I ask the question because it's novel to add an attribute to Clang that's used only by clang-tidy, and I'm wondering who is expected to use that attribute to help with this check. Is it expected to be an attribute users use with their own custom datatypes and it's not needed for standards-based APIs (because we handle those some other way), or something else? As it stands, I sort of feel like this is a very heavy approach to solve an edge case -- is there a lot of evidence for re-using a moved-from object after reinitializing it?

Ah, now I understand what you're getting at.

Yes, I see this attribute mainly as something that people would add to their own user-defined types -- typically, containers and smart pointers.

I've regularly been getting internal feature requests for this. One typical pattern in which this comes up is the following:

MyContainer<T> container;
T t;
while (GetNextT(&t)) {

container.Add(t);
if (SomeCondition()) {
  PassToConsumer(std::move(container));
  container.Clear();
}

}

I.e. you're incrementally adding items to some data structure, and at some point you decide the data structure is now complete, so you hand it off to a consumer and clear it, ready to be filled with the next batch of items.

As clang-tidy doesn't understand that the "container.Clear()" reinitializes the container, it complains that the Clear() is a use-after-move.

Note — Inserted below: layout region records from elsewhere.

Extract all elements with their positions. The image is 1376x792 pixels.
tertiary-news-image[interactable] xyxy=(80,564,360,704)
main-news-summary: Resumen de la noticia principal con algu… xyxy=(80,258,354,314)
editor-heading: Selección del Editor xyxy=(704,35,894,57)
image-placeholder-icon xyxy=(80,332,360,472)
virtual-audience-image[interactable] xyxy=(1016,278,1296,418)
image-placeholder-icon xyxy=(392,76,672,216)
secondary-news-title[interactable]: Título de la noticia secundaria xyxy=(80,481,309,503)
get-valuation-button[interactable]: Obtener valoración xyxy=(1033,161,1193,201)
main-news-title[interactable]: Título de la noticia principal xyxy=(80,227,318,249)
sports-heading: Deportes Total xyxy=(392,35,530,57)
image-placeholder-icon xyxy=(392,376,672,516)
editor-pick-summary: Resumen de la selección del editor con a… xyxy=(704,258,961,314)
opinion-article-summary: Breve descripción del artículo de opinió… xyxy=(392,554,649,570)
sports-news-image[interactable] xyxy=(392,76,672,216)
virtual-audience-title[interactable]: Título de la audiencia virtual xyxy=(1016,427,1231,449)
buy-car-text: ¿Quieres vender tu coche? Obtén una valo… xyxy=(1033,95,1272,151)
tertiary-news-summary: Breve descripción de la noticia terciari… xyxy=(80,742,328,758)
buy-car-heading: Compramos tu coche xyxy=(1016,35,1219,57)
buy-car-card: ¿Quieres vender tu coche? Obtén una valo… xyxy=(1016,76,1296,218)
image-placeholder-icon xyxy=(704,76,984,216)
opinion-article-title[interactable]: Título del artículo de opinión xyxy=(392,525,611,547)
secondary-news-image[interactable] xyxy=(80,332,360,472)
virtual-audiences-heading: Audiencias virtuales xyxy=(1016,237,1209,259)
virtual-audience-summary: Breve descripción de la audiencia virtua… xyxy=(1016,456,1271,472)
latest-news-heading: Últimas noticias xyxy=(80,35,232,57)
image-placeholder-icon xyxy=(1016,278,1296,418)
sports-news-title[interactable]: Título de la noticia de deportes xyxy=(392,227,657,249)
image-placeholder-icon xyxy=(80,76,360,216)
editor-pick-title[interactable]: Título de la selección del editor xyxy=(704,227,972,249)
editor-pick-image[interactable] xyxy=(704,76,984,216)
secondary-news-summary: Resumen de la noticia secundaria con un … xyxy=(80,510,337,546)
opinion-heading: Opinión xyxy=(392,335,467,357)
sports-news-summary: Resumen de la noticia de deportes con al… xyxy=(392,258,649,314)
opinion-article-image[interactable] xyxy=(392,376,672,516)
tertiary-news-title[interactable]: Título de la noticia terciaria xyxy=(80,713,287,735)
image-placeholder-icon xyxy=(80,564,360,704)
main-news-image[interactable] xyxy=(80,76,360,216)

Yes, it's unusual to add an attribute to Clang that is only (at least initially) intended for use by clang-tidy -- but I don't really see how to implement this other than with an attribute.

Sorry, that code got formatted strangely. Here's the same code block in more legible form:

MyContainer<T> container;
T t;
while (GetNextT(&t)) {
  container.Add(t);
  if (SomeCondition()) {
    PassToConsumer(std::move(container));
    container.Clear();
  }
}
aaron.ballman accepted this revision.Aug 12 2018, 8:35 AM

LGTM! An attribute really is the right way to go for this sort of thing, and it sounds like you've got a base of users looking for the functionality.

This revision is now accepted and ready to land.Aug 12 2018, 8:35 AM
mboehme updated this revision to Diff 160347.Aug 13 2018, 6:50 AM

Rebase to head.

Thank you for the review!

This revision was automatically updated to reflect the committed changes.